The replacement system the administration is rushing through Congress in an apparent effort to comply with the ruling is vulnerable to EU charges that it does not make big enough changes.

When they have won their cases, on the other hand, Washington and Brussels have sanctimoniously trumpeted the outcome as justifying sanctions against the other, rather than seriously attempting to defuse the issues.

By their behavior, both as winners and losers, the world's two biggest trading powers risk undermining the World Trade Organization, even though a strong WTO is manifestly in their own best interests. They are doing so when the organization is already under fire from anti-trade activists around the world and good trans-Atlantic relations are essential if trade liberalization is to proceed.

Most sanctions, anyway, are unlikely to work. European consumers won't change their minds about the safety of U.S. hormone-fed beef just because Roquefort cheese is summarily priced out of the American market. And U.S. importers can evade rotating punitive tariffs on some goods by stockpiling them in advance.

The reasons why the two big trading powers are behaving so badly are, predictably, political. EU countries want to keep on good terms with their territories and former colonies in the Caribbean and elsewhere by continuing to import their overpriced bananas. They do not want to upset persnickety European voters by lifting the ban on U.S. hormone-fed beef.

Prime Minister Tony Blair of Britain has frantically lobbied President Bill Clinton not to include Scottish cashmere in the latest round of rotating U.S. sanctions for fear that job losses could help Scottish nationalists in parliamentary elections that are expected next year.

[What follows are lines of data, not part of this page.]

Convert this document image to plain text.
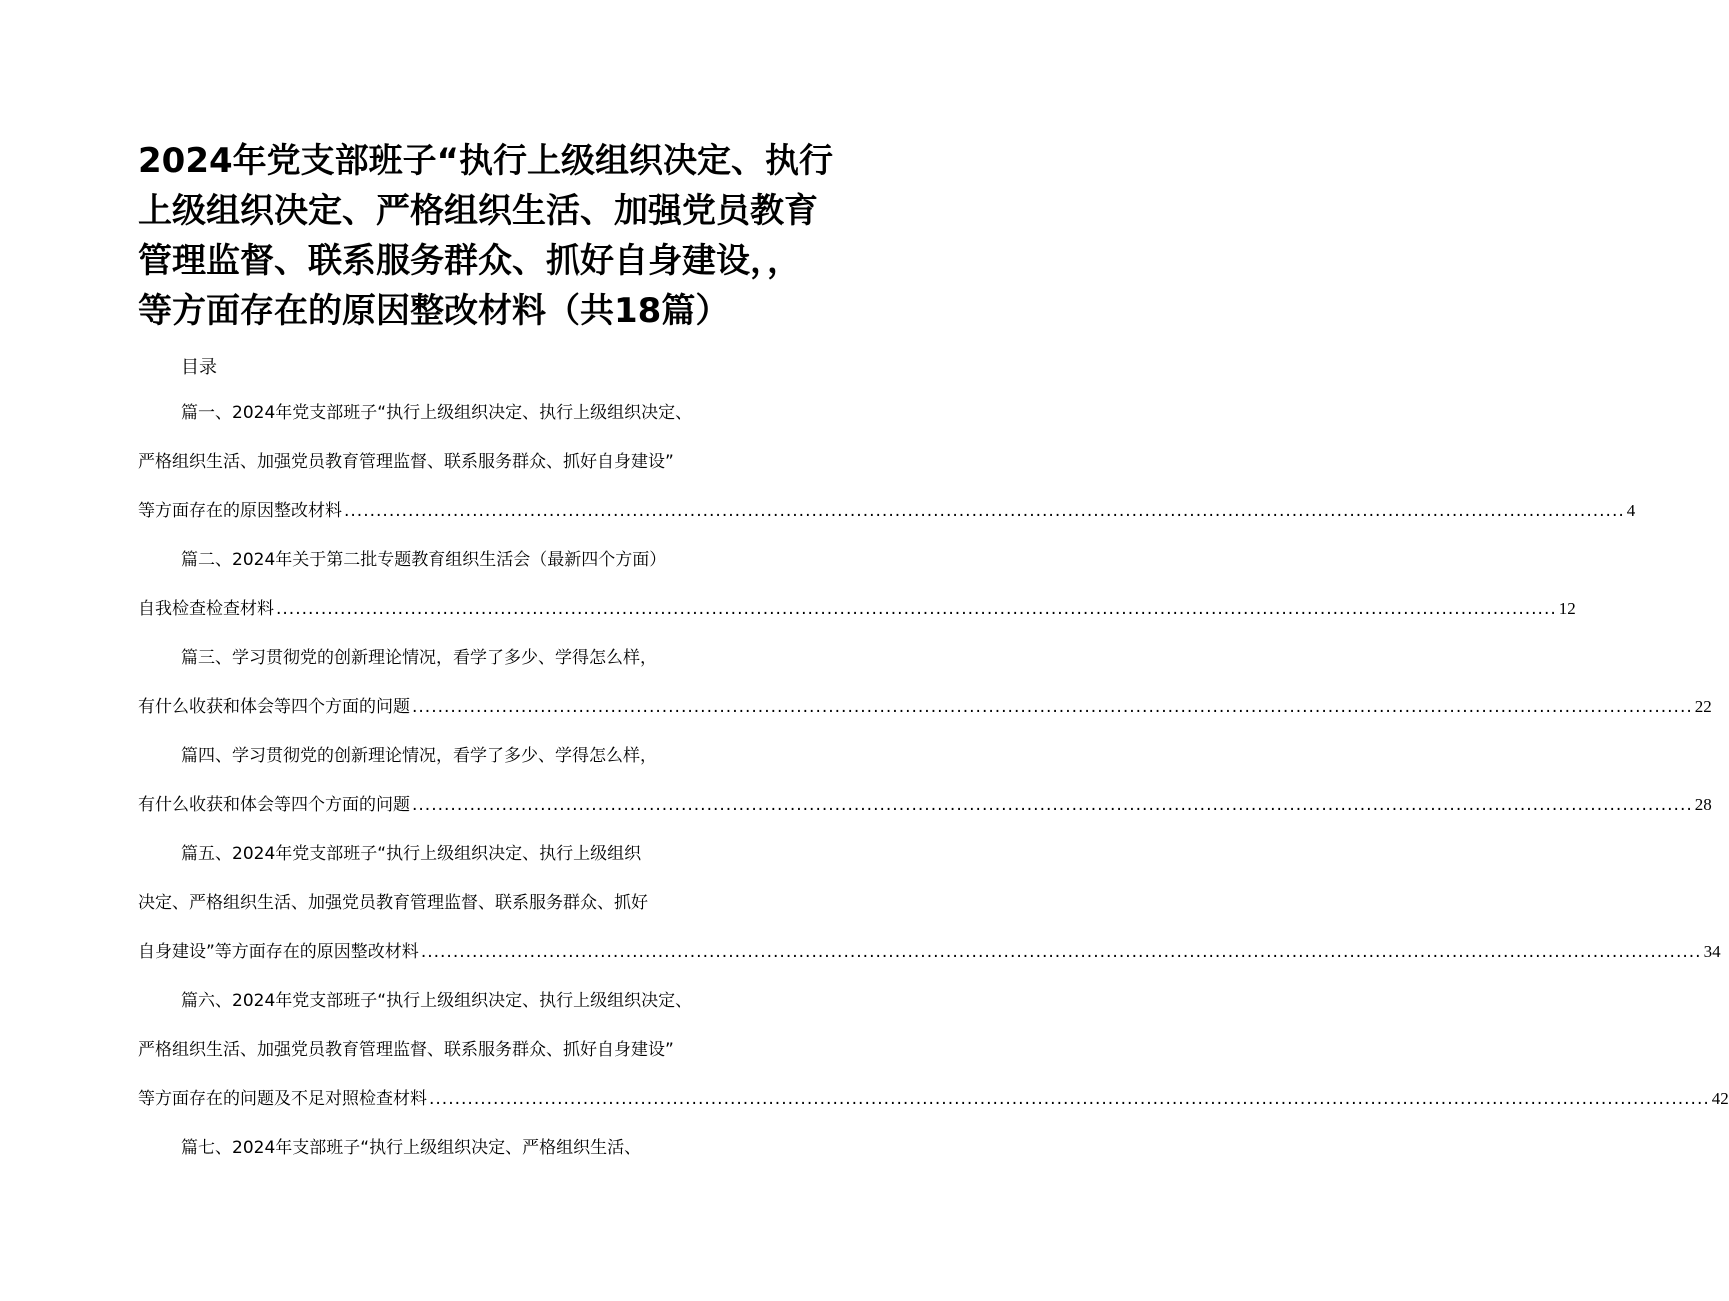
2024年党支部班子“执行上级组织决定、执行
上级组织决定、严格组织生活、加强党员教育
管理监督、联系服务群众、抓好自身建设，，
等方面存在的原因整改材料（共18篇）
目录
篇一、2024年党支部班子“执行上级组织决定、执行上级组织决定、
严格组织生活、加强党员教育管理监督、联系服务群众、抓好自身建设”
等方面存在的原因整改材料 ........................................................................................................................................................................................................ 4
篇二、2024年关于第二批专题教育组织生活会（最新四个方面）
自我检查检查材料 ........................................................................................................................................................................................................ 12
篇三、学习贯彻党的创新理论情况，看学了多少、学得怎么样，
有什么收获和体会等四个方面的问题 ........................................................................................................................................................................................................ 22
篇四、学习贯彻党的创新理论情况，看学了多少、学得怎么样，
有什么收获和体会等四个方面的问题 ........................................................................................................................................................................................................ 28
篇五、2024年党支部班子“执行上级组织决定、执行上级组织
决定、严格组织生活、加强党员教育管理监督、联系服务群众、抓好
自身建设”等方面存在的原因整改材料 ........................................................................................................................................................................................................ 34
篇六、2024年党支部班子“执行上级组织决定、执行上级组织决定、
严格组织生活、加强党员教育管理监督、联系服务群众、抓好自身建设”
等方面存在的问题及不足对照检查材料 ........................................................................................................................................................................................................ 42
篇七、2024年支部班子“执行上级组织决定、严格组织生活、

He is asking Mr. Clinton to clobber one of his EU partners instead.

The U.S. government, for its part, does not want to anger major corporations, especially in an election year, by abolishing tax privileges for exports - even though Vice President Al Gore constantly attacks big business in his presidential campaign.

What is lacking is the leadership necessary to put the long-term interests of the trading system above short-term domestic political concerns. Sadly, that may be too tall an order.